[Xcb] [Socket handoff] Waiting forever...
Jamey Sharp
jamey at minilop.net
Wed Jun 24 10:08:18 PDT 2009
Hi Clemens! I was just looking at your Bugzilla report on this:
https://bugs.freedesktop.org/show_bug.cgi?id=22362
On Fri, Jan 02, 2009 at 06:51:32PM +0100, Clemens Eisserer wrote:
> I am using the new socket-handoff functionality to mix protocoll
> generated by XLib and some self-written protocol.
> I am experiencing strange problems, where XCB seems to wait forever on
> the server - like the stack-traces illustrate at the end of the email.

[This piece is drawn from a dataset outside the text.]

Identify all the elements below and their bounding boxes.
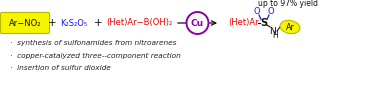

To summarize those, xcb_wait_for_reply hangs in select with no responses
forthcoming from the server. In my experience that always means the
client generated incorrect protocol (as you've noticed), or failed to
sync, which is what this looks like.
X-protocol responses have a 16-bit sequence number, but applications
frequently need to remember state about more than 65536 requests at a
time, so XCB widens the sequence number to 64 bits internally. To do
that, it must receive a response at least as often as every 65536
requests. That response could be an event or error--it doesn't have to
be a reply--but of course you can't count on receiving those.
When an app uses XCB's normal interface, rather than socket-handoff,
XCB can insert a sync request automatically as needed. In socket-handoff
clients, XCB can't safely insert requests ever, so the caller is
responsible for that.
The simplest approach you can take here is to issue a GetInputFocus
request immediately after xcb_take_socket, and then do it again every
64k requests that you issue. You *don't* need to wait for the reply
immediately; just make sure you pick up the reply eventually, or there
will be a memory leak. This is not optimal, but it is at least correct
and simple.
On Wed, Dec 17, 2008 at 01:53:02PM +0100, Clemens Eisserer wrote:
> 1.) I almost finished porting some C-code to pure java with
> self-written protocol generation (
> http://linuxhippy.blogspot.com/2008/12/almost-pure-java2d.html ).
That's really cool!
> 2.) How does xcb_writev works for unix-domain-sockets?
Quite well, thank you! :-)
> I tried to find information about writev but didn't find in-depth stuff.
>
> - I somewhere read that there is a maximum per-writev size that may
> submitted, otherwise glibc will allocate a temporary buffer. How large
> is that size?
I think you're talking about this: "POSIX.1-2001 allows an
implementation to place a limit on the number of items that can be
passed in iov." See the NOTES section of writev(2) for more on that; but
it's a limit on number of entries in the iovec array, not total number
of bytes, and really I don't think you'll ever hit that limit.
> - Does xcb_writev copy or block or even both?
xcb_writev does not copy your buffer; it passes it directly to
writev(2). It can block if the server is not ready to read from your
socket and the kernel is out of space to buffer your writes. It doesn't
wait for any responses from the server or anything though, just for the
write to be queued at the kernel.
> I have a dual-core system but for now it seems when the x-server is
> processing commands the client has to wait and vice-versa - so only
> one core is fully loaded. When I used xlib-based code I often saw more
> than 100% load when i summed up both the xserver's and client's cpu
> consumption, but now 100% seems to be the upper limit. How is that
> implemented in xcb, are there any tricks which could help concurrency?
XCB *should* only be an improvement on Xlib in terms of concurrency.
I wonder if your output queue is *too* big? If you flush more often, the
X server can get started on the work you're requesting sooner. The only
reason to have an output queue at all is because system calls are
expensive and you want to do fewer of them.
If that doesn't help, something like `strace -T` may tell you what
syscalls are keeping your process waiting.
> Thanks again for the handoff-functionality. Its so simple but extremly
> flexible - exactly what I was looking for :)
That's good to hear! We sure hoped it would be useful.